Der Herr Brüderle hat gute Aussichten darauf, noch vor seinem Parteifreund Niebel zum Problembären der Bundesregierung zu werden. Die forschen Töne zur Causa General Motors und Opel passen weder in das dramaturgische Konzept der Bundeskanzlerin noch in das der Bundesländer mit Opel-Standorten (und schwarz-gelben Landesregierungen).

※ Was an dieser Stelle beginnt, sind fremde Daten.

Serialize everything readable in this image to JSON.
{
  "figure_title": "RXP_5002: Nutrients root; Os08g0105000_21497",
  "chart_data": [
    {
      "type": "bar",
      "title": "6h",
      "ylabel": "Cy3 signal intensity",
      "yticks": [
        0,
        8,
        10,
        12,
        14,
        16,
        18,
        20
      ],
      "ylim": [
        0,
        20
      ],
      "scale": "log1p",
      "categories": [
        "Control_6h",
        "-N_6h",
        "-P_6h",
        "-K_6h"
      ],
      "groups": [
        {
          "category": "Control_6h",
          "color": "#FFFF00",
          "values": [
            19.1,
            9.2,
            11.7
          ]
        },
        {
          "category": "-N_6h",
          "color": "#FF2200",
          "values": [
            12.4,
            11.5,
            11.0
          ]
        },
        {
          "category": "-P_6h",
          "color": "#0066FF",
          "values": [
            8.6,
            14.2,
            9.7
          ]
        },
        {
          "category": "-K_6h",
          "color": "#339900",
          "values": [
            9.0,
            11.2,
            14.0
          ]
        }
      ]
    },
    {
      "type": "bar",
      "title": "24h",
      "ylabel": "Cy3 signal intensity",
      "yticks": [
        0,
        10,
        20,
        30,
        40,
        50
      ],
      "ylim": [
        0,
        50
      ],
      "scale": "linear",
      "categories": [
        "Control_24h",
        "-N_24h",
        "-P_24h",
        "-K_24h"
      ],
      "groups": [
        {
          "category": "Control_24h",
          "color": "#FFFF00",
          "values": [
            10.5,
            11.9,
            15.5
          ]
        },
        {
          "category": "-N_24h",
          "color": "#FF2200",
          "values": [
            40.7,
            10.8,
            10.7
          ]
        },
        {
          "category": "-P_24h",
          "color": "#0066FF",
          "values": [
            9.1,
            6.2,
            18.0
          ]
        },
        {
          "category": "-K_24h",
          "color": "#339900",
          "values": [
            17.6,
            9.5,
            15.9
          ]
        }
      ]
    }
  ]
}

Die letzten Informationen zu dem FAZ-Artikel von Günter Bannas kamen gestern aus Düsseldorf, wo man sich besonders darüber freut, wenn man durch einen so weltklugen und welterfahrenen Pfälzer über den Lauf der Dinge und so weiter dampfplaudernd belehrt wird.

Dieser Blog hat sich zur Causa Opel-Rettung sehr zurückgehalten (abgesehen von einigen Opel-Podcasts der Bundeskanzlerin). Opel war Beispiel für komparative Rettungsprosa-Analyse.

Wir werden den Dampfplauderer systematischer beobachten. Seine Jungfernrede als Bundesminister wurde flächendeckend als enttäuschend bewertet: banal, uninspiriert, weit davon entfernt, eine Idee davon zu zeigen, was die wirtschaftspolitischen Herausforderungen unserer Zeit sind.